Both of these outcomes have significant negative implications for
economic growth in future. This issue needs to be recognised
and tackled. Corporate Britain cannot afford to underwrite
long-term pension liabilities which are being met by the State in
other European countries. The profitability of our firms will
suffer significantly and our industrial competitiveness will be
eroded.
Retention
of contracting out, with no real explanation of why the complexity
it entails is worthwhile.
Reforms
to pensions are mainly ‘supply side’ oriented, rather than
tackling ‘demand side’ issues ie. just giving people information
and simple products will not increase pension contributions unless
people actually want to engage in the process in the first place,
which they currently don’t.
No
initiatives to ensure advice is more widely available e.g.

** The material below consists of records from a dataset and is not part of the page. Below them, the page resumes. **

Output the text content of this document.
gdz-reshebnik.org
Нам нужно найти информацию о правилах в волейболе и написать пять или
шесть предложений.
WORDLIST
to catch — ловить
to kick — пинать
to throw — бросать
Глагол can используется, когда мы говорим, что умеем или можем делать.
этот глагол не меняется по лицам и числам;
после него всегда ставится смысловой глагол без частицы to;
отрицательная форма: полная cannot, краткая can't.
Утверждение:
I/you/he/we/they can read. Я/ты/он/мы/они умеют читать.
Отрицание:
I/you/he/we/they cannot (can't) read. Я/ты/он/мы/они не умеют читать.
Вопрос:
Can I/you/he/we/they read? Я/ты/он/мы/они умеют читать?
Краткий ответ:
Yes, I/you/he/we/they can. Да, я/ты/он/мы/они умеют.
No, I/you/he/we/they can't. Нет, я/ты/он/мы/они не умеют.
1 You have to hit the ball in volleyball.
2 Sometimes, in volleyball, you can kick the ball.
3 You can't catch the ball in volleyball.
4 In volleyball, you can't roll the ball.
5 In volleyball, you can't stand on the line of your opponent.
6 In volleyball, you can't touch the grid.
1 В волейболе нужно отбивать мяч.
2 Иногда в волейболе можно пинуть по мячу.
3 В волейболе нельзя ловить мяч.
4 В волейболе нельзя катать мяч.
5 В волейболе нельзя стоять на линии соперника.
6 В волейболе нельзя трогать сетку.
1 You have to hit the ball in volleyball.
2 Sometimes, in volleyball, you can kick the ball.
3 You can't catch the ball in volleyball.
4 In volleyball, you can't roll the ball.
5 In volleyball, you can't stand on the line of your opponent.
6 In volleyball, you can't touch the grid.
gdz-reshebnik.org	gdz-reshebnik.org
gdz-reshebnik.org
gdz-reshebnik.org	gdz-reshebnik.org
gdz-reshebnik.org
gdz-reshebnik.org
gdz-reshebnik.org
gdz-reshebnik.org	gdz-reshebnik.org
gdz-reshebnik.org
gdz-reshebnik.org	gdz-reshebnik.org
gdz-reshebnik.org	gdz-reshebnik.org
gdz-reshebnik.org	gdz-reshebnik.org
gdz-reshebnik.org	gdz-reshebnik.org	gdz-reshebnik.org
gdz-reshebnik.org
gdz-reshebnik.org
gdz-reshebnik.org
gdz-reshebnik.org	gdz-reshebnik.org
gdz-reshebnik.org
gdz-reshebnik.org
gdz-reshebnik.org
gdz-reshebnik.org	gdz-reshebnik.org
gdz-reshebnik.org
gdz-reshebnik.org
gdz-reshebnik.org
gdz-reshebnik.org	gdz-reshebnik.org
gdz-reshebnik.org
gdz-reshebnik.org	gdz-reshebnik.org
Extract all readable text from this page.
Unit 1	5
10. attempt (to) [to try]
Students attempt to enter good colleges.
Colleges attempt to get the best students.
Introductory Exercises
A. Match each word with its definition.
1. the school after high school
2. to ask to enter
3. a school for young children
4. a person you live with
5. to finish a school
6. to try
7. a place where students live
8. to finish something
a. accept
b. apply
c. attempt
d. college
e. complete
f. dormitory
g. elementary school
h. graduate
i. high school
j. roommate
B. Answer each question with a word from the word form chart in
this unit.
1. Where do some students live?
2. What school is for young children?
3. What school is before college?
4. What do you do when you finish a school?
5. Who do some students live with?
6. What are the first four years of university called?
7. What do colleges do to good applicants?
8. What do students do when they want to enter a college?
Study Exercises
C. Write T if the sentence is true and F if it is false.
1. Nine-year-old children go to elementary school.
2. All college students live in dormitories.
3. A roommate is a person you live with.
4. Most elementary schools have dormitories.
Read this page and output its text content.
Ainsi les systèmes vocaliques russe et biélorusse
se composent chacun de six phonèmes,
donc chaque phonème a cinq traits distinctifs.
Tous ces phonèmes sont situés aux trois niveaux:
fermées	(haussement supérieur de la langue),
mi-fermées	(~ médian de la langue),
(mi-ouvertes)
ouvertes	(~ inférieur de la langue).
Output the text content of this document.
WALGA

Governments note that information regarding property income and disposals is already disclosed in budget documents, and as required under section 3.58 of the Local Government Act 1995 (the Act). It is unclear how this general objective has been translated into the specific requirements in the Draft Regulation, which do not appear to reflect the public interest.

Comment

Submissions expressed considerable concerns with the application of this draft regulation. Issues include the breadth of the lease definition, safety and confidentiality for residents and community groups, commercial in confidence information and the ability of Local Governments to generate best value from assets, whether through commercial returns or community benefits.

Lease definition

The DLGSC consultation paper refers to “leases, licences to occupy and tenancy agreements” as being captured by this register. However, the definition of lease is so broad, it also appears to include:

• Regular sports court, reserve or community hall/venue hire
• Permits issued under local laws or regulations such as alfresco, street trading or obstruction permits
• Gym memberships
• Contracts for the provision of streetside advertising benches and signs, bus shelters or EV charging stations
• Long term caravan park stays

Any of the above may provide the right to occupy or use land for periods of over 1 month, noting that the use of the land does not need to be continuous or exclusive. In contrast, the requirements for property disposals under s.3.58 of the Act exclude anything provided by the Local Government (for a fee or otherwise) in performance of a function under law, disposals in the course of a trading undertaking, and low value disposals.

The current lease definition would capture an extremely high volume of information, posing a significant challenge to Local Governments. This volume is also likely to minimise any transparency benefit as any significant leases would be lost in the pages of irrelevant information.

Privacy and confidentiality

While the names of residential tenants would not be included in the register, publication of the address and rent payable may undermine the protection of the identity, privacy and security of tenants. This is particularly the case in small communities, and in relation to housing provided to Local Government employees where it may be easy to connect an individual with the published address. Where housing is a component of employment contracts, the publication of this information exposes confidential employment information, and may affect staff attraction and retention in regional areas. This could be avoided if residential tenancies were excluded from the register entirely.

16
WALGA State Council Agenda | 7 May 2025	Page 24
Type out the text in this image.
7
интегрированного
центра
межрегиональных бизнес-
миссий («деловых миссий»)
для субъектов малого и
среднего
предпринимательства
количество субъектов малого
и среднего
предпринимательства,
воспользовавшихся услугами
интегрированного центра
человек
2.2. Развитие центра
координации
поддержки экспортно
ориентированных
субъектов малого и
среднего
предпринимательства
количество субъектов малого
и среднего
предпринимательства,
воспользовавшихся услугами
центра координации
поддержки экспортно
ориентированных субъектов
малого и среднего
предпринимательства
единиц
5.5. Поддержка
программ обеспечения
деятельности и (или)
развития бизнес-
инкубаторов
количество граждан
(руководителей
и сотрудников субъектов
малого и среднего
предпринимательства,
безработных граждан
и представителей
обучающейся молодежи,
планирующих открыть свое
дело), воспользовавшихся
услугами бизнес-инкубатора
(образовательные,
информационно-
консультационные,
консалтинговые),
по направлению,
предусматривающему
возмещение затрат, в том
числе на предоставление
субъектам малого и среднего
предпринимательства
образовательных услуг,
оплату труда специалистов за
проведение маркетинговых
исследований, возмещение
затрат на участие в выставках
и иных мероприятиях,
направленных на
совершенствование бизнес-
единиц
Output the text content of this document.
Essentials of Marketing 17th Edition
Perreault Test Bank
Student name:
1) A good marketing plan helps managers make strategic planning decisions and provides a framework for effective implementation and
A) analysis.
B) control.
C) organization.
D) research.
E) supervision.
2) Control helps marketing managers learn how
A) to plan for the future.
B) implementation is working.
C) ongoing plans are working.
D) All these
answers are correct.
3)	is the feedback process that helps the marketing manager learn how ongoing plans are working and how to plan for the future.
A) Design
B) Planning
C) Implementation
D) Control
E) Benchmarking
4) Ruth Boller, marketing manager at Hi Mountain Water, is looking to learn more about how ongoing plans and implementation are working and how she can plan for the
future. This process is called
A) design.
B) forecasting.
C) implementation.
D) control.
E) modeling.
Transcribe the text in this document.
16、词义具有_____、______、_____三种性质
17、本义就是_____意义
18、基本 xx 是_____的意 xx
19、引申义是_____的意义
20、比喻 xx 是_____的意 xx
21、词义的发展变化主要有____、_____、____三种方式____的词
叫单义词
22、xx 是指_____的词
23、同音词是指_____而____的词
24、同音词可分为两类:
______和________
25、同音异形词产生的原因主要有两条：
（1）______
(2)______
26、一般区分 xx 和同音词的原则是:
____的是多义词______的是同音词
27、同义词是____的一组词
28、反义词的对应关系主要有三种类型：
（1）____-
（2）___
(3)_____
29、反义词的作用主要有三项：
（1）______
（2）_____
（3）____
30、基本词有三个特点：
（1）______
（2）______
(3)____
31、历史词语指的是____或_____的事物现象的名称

encouragement of specialist and basic level of advice and incentives
for employers to offer access to independent advice.
No
recognition of the fact that, if policy tries to make it cheaper for
employers to provide pensions, then the pensions provided will be
lower.
The
paper suggests reductions in contribution rates of 20%, 30% and
more, with equanimity.
No
call for the financial services industry itself to simplify its own
processes, procedures, terminology, application forms and so on.
Customers find all the jargon so confusing.